Este mediodía le he preguntado al portero por qué había tanta fémina suelta por ahí. «Pero Carlota, ¿no lo sabes? Yo pensaba que bajabas por lo mismo que ellas», me ha respondido. Y me lo ha explicado todo.

Me ha comentado que en una de las plantas, los miércoles recibe la visita de un ejecutivo extranjero (danés o algo así) que las lleva a todas loquitas.

Al poco rato ha bajado el muchachote. Alto, fuerte, castaño con ojos claros, sonrisa blanca, radiante y amable… Un hombretón.

Vamos, que el miércoles que viene, hacia el mediodía, estaré como un clavo en la puerta.

Mi madre ha vuelto a ganar

Después de unos meses de relativa calma, la he vuelto a tener con mi madre, aunque ella no lo sabe, por culpa de 62,78 euros.

Cuando ambas decidimos que íbamos a vivir juntas, acordamos que ella se encargaría de los gastos del día a día (básicamente la comida) y yo, de las facturas (luz, agua, teléfono y gas).

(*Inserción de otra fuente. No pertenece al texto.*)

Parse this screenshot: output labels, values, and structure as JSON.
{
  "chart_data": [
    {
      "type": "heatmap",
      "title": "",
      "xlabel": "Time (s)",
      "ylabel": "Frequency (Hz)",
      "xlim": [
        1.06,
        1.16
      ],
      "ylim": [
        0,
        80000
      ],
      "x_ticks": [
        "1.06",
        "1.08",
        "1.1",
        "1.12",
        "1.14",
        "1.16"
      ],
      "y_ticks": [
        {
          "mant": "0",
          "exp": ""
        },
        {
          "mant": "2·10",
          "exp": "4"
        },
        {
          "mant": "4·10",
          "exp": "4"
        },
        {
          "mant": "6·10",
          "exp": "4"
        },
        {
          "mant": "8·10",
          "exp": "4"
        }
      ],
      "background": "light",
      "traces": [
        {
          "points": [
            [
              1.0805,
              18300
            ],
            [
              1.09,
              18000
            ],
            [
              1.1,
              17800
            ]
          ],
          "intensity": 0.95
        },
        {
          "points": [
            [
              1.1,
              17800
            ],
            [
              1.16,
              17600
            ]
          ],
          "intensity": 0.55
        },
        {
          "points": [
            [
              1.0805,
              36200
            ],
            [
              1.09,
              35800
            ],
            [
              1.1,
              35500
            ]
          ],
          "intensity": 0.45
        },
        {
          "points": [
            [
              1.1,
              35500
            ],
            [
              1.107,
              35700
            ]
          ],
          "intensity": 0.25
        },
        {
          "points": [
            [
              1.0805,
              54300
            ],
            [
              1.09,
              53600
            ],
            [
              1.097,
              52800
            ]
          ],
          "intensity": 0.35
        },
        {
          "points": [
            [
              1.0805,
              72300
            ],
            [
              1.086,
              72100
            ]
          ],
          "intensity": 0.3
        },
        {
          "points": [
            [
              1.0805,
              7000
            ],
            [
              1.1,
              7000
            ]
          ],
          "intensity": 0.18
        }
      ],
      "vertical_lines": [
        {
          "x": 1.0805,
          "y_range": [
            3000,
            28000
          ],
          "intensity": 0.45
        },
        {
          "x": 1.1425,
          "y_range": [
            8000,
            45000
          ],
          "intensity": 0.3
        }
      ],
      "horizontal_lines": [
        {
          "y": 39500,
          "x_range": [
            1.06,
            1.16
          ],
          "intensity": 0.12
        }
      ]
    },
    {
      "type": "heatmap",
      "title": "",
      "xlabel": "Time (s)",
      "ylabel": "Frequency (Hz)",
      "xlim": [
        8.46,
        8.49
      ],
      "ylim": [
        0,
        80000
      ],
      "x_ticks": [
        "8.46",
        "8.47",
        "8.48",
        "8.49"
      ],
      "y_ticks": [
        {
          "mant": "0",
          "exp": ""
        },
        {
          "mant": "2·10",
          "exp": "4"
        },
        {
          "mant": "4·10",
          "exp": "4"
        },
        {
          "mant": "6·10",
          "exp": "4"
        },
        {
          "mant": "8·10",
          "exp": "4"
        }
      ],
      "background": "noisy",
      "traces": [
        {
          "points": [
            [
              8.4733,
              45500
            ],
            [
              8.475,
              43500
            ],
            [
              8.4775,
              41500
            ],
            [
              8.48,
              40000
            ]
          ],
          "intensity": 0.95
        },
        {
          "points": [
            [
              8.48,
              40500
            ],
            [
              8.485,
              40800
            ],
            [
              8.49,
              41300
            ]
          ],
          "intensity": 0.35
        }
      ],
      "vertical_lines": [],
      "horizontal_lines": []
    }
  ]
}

Hace una semana llegó el recibo de la luz, 62,78 euros. Y, como siempre, mi madre me lo dio y me recordó que lo tenía que pagar. Yo lo dejé encima de una estantería para cuando fuera al banco aprovechar el viaje y pagarlo.

Pues el miércoles pasado, al ver que aún no había sufragado el pago, mi madre empezó a sobornarme.

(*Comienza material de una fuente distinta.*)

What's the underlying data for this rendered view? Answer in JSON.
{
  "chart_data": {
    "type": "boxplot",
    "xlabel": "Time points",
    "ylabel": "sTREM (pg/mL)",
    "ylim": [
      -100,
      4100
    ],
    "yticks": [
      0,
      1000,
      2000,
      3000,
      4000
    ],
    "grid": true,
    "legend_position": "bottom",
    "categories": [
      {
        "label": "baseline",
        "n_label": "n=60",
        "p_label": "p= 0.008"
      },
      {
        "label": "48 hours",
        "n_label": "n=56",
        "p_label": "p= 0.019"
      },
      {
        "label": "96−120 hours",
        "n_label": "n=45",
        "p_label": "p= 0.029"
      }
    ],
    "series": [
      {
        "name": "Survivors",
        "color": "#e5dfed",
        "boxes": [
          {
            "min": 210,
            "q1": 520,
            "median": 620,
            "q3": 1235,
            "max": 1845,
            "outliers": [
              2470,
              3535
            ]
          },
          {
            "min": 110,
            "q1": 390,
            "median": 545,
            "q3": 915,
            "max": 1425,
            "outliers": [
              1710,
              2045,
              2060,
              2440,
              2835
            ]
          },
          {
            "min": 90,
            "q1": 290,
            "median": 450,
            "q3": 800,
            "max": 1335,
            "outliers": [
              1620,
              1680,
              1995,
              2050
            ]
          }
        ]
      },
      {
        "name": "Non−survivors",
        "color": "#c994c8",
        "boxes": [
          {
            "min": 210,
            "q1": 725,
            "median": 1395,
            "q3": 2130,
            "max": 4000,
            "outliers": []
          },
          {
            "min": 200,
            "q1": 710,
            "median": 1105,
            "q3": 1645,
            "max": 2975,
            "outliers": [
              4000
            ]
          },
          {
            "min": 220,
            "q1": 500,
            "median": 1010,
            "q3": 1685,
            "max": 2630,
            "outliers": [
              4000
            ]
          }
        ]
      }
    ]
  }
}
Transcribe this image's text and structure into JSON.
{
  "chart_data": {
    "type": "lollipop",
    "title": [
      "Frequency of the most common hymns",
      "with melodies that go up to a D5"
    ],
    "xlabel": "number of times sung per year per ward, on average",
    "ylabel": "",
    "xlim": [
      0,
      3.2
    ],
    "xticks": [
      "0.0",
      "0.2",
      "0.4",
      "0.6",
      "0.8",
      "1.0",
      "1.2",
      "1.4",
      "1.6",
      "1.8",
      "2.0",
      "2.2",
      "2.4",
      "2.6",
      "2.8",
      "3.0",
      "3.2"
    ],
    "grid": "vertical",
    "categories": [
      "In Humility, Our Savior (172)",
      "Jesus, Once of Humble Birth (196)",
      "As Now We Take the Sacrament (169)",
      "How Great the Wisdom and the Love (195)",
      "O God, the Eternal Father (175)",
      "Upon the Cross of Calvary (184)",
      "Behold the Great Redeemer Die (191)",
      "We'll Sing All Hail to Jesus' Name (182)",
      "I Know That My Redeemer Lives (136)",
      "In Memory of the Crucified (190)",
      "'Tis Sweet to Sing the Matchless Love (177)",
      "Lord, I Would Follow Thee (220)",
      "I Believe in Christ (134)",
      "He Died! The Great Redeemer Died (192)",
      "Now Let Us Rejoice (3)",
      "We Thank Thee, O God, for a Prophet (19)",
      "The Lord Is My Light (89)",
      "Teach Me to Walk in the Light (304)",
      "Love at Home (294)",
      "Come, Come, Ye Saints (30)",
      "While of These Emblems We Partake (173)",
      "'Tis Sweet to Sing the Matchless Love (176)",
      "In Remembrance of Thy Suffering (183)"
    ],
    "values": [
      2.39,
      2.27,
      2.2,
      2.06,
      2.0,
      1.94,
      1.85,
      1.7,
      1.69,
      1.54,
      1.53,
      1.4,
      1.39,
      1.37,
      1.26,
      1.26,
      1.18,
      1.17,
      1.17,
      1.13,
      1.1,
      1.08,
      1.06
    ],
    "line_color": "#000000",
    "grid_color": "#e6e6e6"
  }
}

Así, desde entonces, cada mañana me he encontrado encima de la mesa del comedor un bocata estupendo (mi favorito es el de atún con olivas sorpresa) para desayunar y la factura al lado.

Y decidí hacer una prueba: a ver quién aguantaba más. Si ella haciéndome el bocata cada mañana o yo viendo la factura porque, no lo voy a negar, encontrármela encima de la mesa a primera hora de la mañana rompía el gustazo que da tener el bocata del desayuno hecho.

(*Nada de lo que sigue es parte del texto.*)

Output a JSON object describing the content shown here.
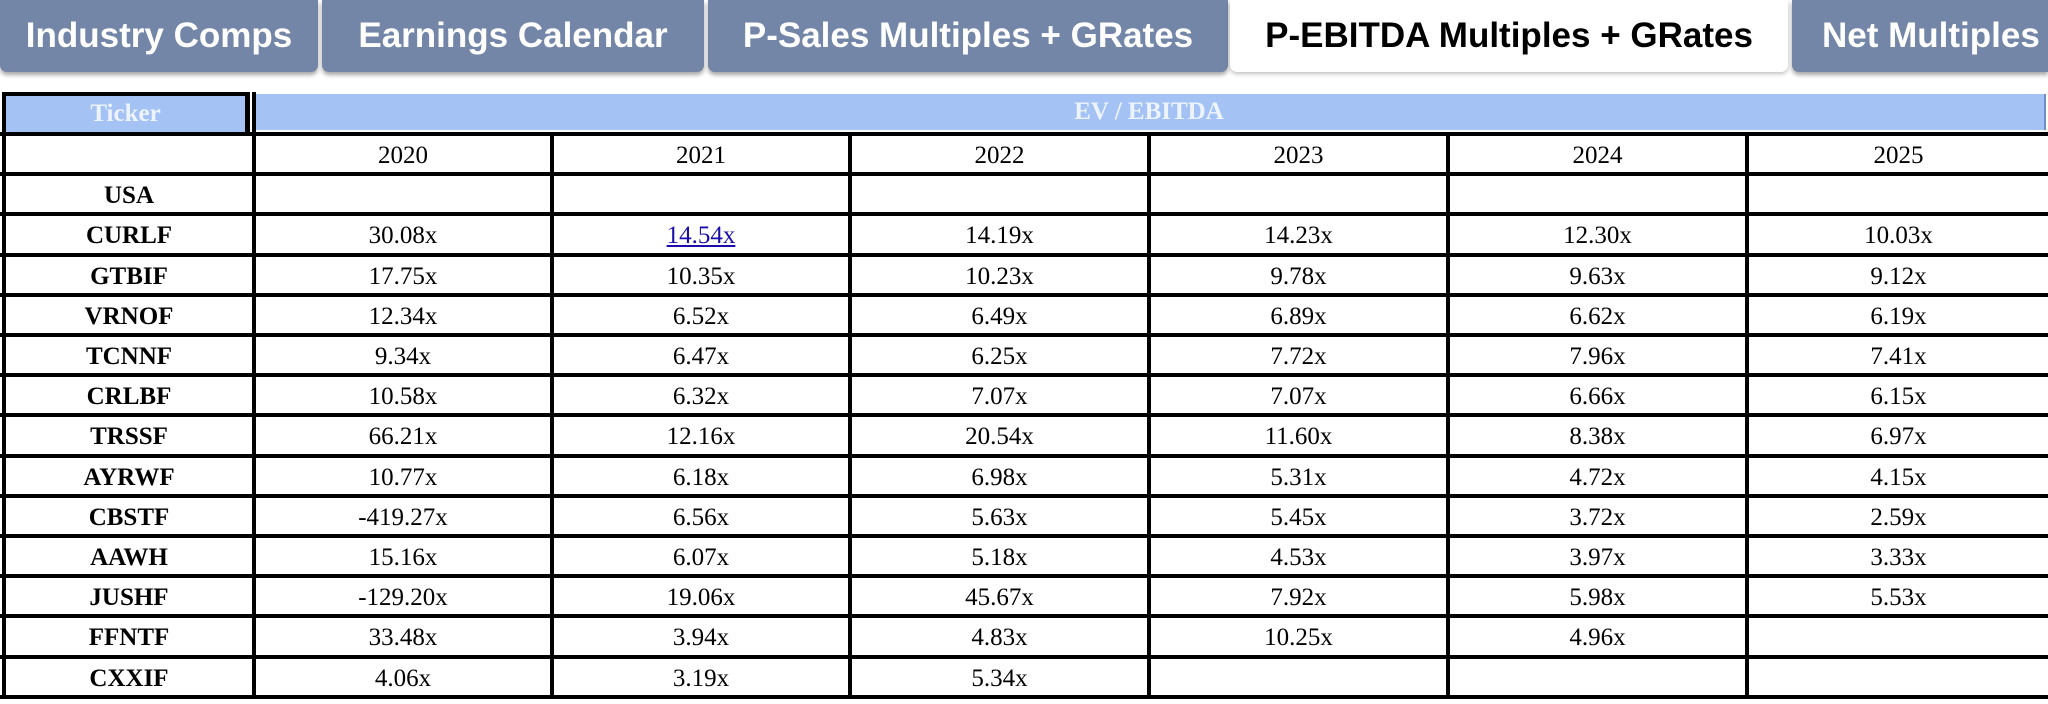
{
  "tabs": [
    {
      "label": "Industry Comps",
      "active": false
    },
    {
      "label": "Earnings Calendar",
      "active": false
    },
    {
      "label": "P-Sales Multiples + GRates",
      "active": false
    },
    {
      "label": "P-EBITDA Multiples + GRates",
      "active": true
    },
    {
      "label": "Net Multiples",
      "active": false
    }
  ],
  "table": {
    "ticker_header": "Ticker",
    "metric_header": "EV / EBITDA",
    "years": [
      "2020",
      "2021",
      "2022",
      "2023",
      "2024",
      "2025"
    ],
    "rows": [
      {
        "ticker": "USA",
        "values": [
          "",
          "",
          "",
          "",
          "",
          ""
        ]
      },
      {
        "ticker": "CURLF",
        "values": [
          "30.08x",
          "14.54x",
          "14.19x",
          "14.23x",
          "12.30x",
          "10.03x"
        ]
      },
      {
        "ticker": "GTBIF",
        "values": [
          "17.75x",
          "10.35x",
          "10.23x",
          "9.78x",
          "9.63x",
          "9.12x"
        ]
      },
      {
        "ticker": "VRNOF",
        "values": [
          "12.34x",
          "6.52x",
          "6.49x",
          "6.89x",
          "6.62x",
          "6.19x"
        ]
      },
      {
        "ticker": "TCNNF",
        "values": [
          "9.34x",
          "6.47x",
          "6.25x",
          "7.72x",
          "7.96x",
          "7.41x"
        ]
      },
      {
        "ticker": "CRLBF",
        "values": [
          "10.58x",
          "6.32x",
          "7.07x",
          "7.07x",
          "6.66x",
          "6.15x"
        ]
      },
      {
        "ticker": "TRSSF",
        "values": [
          "66.21x",
          "12.16x",
          "20.54x",
          "11.60x",
          "8.38x",
          "6.97x"
        ]
      },
      {
        "ticker": "AYRWF",
        "values": [
          "10.77x",
          "6.18x",
          "6.98x",
          "5.31x",
          "4.72x",
          "4.15x"
        ]
      },
      {
        "ticker": "CBSTF",
        "values": [
          "-419.27x",
          "6.56x",
          "5.63x",
          "5.45x",
          "3.72x",
          "2.59x"
        ]
      },
      {
        "ticker": "AAWH",
        "values": [
          "15.16x",
          "6.07x",
          "5.18x",
          "4.53x",
          "3.97x",
          "3.33x"
        ]
      },
      {
        "ticker": "JUSHF",
        "values": [
          "-129.20x",
          "19.06x",
          "45.67x",
          "7.92x",
          "5.98x",
          "5.53x"
        ]
      },
      {
        "ticker": "FFNTF",
        "values": [
          "33.48x",
          "3.94x",
          "4.83x",
          "10.25x",
          "4.96x",
          ""
        ]
      },
      {
        "ticker": "CXXIF",
        "values": [
          "4.06x",
          "3.19x",
          "5.34x",
          "",
          "",
          ""
        ]
      }
    ],
    "linked_cell": {
      "row": 1,
      "col": 1
    }
  },
  "colors": {
    "tab_inactive": "#7386a7",
    "tab_active": "#ffffff",
    "header_fill": "#a4c2f4",
    "link": "#1a0dab"
  }
}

Hoy no he podido más y he ido a pagar en el cajero los 62,78 euros. Ver cada mañana la facturita me giraba el día. Ella ha ganado. Mañana me tendré que hacer el desayuno.

España 1 – Italia 0

Me permito el lujo de hacer una porra para el partido del domingo entre España e Italia. Ganará la roja y lo hará 1 a 0.

Para vaticinarlo no me he basado en mis conocimientos futbolísticos (nulos, por otra parte), ni en las estadísticas, ni en la consulta que haya podido realizar a un péndulo mágico.

Para adivinar el resultado me voy a basar en una experiencia vivida con mis amigas durante mis minivacaciones.

Estabamos cenando en la parte de fumadores de un restaurante (el 75% de las colegas allí presentes le damos al tabaco) cuando entró un grupo de italianos, cuatro chicas y tres chicos.

Se sentaron en una mesa que había detrás de nosotras. Al cabo del rato, vimos como la chica se abanicaba con la mano. Tendrá calor, pensamos.

Poco después cogió la servilleta y se la colocó cual velo encima de la nariz, haciendo la intención de tapársela. Algo le molestaba.

Fue al cabo de unos minutos cuando uno de los chicos que la acompañaron se giró y nos pidió en italiano: «Podéis dejar de fumar, es que mi amiga está embarazada«.

Nosotras nos quedamos de piedra. «Es obvio que no», le dijimos. Le argumentamos que había un espacio dedicado para no fumadores en ese mismo restaurante, que pidieran mesa en aquella zona.

Nos insultaron en italiano, pensando que nosotras no le entendíamos, y llamaron al camarero. Se quejaron de nuestra respuesta. Y le pidieron que solicitara a la gente que dejara de fumar. Él, un chico muy salado, les remitió a la zona sin humo. «Para algo está, corazones», les dijo.

Y así fue como marcamos el gol. A ver si la victoria se repite el domingo. Feliz fin de semana!